Advertisement

Jerry Ragovoy dies at 80; songwriter had hits with Rolling Stones, Janis Joplin

Share via

Soul songwriter Jerry Ragovoy wrote one of his more famous tunes – “Time Is On My Side,” which turned into a massive hit for the Rolling Stones — under the pseudonym of Norman Meade.

He was saving his own name for the works he planned to write one day for Broadway.

Instead, Ragovoy found his metier in the 1960s as a pop music producer and writer or co-writer of now-classic records that also included “Cry Baby” and “Piece of My Heart.” Both were covered by Janis Joplin, who heavily relied on him to forge her style.

Ragovoy died July 13 at a New York City hospital of complications from a stroke, said his wife, Bev. He was 80.

“Jerry was a giant of soul, R&B and rock songwriting and record production,” Jim Steinblatt, a spokesman for the performance rights group ASCAP, told The Times in an email. “His songs were far better known than he was.”

“Cry Baby” is considered by some to be “the first true soul song, marking the place where black church first bleeds over into pop music,” Robert Meyerowitz wrote in the Phoenix New Times in 1997 when a Ragovoy-heavy Joplin collection was released.

The song was originally penned by Ragovoy and one of his writing partners, Bert Berns, for Garnet Mimms, who had the biggest hit of his career with “Cry Baby,” which topped the R&B charts in 1963.

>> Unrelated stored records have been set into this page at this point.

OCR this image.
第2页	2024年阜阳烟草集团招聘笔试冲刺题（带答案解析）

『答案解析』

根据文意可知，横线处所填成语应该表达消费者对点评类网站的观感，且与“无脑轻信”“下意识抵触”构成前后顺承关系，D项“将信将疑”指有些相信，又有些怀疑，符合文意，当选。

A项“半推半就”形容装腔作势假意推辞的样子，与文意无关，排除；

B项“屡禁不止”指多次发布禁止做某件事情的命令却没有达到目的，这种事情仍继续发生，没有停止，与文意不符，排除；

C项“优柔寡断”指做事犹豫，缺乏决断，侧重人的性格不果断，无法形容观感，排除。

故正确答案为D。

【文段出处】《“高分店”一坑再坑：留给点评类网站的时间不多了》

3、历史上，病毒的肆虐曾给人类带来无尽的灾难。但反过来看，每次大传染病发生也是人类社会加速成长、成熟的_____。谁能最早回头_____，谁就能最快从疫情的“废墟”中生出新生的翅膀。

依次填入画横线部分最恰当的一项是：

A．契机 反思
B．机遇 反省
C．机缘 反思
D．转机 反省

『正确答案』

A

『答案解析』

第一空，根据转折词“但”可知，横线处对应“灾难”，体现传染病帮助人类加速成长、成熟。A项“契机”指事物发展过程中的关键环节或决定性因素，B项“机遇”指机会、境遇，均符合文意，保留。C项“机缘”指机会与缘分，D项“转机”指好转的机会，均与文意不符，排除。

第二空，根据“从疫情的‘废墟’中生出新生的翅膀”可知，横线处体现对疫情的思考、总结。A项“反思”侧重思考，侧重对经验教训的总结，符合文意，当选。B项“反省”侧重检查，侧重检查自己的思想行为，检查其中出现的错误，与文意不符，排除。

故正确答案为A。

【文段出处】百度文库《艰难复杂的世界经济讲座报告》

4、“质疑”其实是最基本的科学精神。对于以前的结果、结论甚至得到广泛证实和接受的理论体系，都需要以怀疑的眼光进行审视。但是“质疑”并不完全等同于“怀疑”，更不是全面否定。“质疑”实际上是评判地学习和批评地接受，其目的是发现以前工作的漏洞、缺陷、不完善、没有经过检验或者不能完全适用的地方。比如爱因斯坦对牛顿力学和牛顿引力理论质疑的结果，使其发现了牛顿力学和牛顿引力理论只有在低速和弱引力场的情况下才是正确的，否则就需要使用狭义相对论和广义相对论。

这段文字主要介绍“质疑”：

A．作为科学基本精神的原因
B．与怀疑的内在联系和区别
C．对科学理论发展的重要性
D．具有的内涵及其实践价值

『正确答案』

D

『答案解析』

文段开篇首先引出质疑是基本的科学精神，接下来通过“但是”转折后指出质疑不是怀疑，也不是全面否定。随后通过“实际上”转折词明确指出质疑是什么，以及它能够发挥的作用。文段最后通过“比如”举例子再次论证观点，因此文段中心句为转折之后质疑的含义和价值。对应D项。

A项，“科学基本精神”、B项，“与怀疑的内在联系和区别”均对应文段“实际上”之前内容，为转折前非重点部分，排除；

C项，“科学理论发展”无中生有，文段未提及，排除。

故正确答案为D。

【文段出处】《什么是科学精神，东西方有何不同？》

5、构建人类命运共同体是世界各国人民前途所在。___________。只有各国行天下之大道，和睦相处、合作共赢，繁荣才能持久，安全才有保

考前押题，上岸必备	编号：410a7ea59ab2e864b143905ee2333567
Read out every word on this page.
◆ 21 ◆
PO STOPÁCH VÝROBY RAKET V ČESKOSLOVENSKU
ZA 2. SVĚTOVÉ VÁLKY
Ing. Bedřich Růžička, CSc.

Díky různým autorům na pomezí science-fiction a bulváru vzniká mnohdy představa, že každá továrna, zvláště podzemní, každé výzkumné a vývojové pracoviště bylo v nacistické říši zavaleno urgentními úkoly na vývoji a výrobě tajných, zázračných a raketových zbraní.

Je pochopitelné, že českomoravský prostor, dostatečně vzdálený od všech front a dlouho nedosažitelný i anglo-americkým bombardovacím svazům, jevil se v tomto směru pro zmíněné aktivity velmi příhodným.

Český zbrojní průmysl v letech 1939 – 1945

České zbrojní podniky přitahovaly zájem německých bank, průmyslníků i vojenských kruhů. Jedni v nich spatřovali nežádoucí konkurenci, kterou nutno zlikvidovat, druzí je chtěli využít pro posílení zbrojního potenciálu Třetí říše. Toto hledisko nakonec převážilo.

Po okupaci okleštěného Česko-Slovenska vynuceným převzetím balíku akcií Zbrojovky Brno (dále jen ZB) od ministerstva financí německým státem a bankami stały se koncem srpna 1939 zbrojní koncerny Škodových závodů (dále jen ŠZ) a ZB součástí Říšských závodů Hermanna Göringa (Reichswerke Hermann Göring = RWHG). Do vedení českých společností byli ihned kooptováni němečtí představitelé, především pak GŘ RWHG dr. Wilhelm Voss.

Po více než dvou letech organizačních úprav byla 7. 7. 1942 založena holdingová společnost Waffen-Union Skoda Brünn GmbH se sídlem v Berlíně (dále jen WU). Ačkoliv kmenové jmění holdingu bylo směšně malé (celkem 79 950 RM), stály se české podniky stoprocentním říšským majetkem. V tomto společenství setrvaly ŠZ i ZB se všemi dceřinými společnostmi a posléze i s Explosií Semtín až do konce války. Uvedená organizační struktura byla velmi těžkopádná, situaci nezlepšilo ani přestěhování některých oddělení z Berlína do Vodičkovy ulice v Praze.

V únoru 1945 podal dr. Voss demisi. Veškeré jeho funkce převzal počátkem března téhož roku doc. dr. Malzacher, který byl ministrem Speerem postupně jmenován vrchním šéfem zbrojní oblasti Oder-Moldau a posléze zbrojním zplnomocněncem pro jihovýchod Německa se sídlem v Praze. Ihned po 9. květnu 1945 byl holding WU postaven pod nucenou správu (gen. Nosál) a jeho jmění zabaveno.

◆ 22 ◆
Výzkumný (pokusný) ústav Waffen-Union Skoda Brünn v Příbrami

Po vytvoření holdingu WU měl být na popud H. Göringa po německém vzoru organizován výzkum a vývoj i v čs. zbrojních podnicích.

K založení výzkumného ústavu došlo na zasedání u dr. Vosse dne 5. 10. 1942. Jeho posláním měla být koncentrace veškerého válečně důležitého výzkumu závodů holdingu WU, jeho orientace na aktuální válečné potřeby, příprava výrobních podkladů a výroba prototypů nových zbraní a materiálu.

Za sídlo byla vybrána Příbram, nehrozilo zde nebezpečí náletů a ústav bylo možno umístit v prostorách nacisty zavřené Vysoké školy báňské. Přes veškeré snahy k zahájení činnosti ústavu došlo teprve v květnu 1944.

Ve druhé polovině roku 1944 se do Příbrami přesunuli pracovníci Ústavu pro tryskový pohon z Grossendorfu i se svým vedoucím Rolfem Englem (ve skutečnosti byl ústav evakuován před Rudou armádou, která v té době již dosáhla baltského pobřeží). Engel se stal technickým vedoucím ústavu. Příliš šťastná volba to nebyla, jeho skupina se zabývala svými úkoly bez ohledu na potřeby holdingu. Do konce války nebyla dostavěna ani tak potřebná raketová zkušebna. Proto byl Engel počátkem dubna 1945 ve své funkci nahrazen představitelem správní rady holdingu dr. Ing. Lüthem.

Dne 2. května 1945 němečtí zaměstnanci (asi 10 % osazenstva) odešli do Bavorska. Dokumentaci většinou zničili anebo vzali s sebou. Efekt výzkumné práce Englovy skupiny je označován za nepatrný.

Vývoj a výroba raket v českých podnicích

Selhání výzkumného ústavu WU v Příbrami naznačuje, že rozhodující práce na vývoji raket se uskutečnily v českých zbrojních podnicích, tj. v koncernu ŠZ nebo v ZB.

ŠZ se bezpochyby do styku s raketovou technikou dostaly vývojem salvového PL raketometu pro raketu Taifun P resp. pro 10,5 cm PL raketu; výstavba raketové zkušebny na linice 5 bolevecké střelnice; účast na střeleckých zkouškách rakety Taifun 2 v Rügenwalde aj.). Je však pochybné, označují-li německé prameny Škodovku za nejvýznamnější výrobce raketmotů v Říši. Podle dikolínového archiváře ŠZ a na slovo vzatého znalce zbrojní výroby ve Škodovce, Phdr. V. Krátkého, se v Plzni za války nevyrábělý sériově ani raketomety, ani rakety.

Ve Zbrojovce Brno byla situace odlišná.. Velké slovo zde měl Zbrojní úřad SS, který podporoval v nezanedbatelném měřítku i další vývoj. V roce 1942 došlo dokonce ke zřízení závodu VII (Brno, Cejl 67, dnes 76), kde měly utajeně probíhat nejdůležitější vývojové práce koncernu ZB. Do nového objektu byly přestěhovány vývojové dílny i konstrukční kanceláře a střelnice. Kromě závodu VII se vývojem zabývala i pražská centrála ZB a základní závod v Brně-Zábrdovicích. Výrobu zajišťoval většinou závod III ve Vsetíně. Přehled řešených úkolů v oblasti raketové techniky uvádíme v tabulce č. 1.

The Ragovoy-Berns team also wrote “Piece of My Heart” for Erma Franklin, Aretha Franklin’s older sister. Erma broke into the top 10 R&B charts with it in 1967 before Joplin made it one of her signature songs. (Berns died in late 1967 of a heart attack at 38.)

Self-taught as a composer, Ragovoy once said he came up with “Time Is On My Side” in an hour after an arranger friend inquired if he had written any songs that jazz trombonist Kai Winding might record.

After New Orleans singer Irma Thomas’ version charted, Ragovoy fielded a call from a representative for the Rolling Stones, a band he said he’d never heard of.

“Next thing I know, it’s out and it’s their first hit in this country,” he told New Times in 1997. “I was amazed ‘cause … I listened to it and thought, ‘What on Earth is this?’”

Other notable songs that Ragovoy co-wrote include “Get It While You Can,” one of many he composed for singer Howard Tate; and the ballad “Stay With Me” for Lorraine Ellison. She also originally recorded “Try (Just a Little Bit Harder),” which he wrote with Chip Taylor. Joplin covered all three.

“Stay With Me” was a classic example of his style, according to the All Music online database, “a slow, emotionally wrenching number which could almost be a gospel song but for the symphonic orchestral production, vocalized passionately and played with faint echoes of Broadway and opera.”

He was born Jordan Ragovoy on Sept. 4, 1930, in Philadelphia but since childhood had preferred to be called Jerry. His father was an optometrist who also practiced alternative medicine.

Growing up, Ragovoy was steeped in classical music, but after graduating from high school he was exposed to — and became transfixed by — gospel and R&B while working in an appliance store in an African American neighborhood in Philadelphia.

Outside the store in 1953, he heard a group of kids singing and decided to produce a record with them. The resulting “My Girl Awaits Me” by the Castelles sold more than 100,000 copies, and Ragovoy realized he had discovered a career.

In 1969, he founded the Hit Factory, a recording studio in New York City that he sold in 1975. He was considered a first-class producer and arranger, with a roster that included Bonnie Raitt and Dionne Warwick.

“Jerry was humble and self-effacing,” said Jeff Jampol, who manages the estate of Joplin, who died in 1970. “Once he said, ‘I used to talk to Janis Joplin a lot. I was working on a couple of songs for her, but then she passed away and I never got a chance to record them.’ ”

Soon after the new musical “One Night With Janis Joplin” premiered in May in Portland, Ore., Ragovoy was in the audience. The show closes with one of the previously unproduced songs he had written for her. It is called “I’m Gonna Rock My Way to Heaven.”

Ragovoy had lived in Stamford, Conn., with Bev, his wife. He is also survived by twin daughters, Melissa Ragovoy of Houston and Gillian Ragovoy Ferguson of New York City; a sister, Loretta Margulies of Philadelphia; and a granddaughter.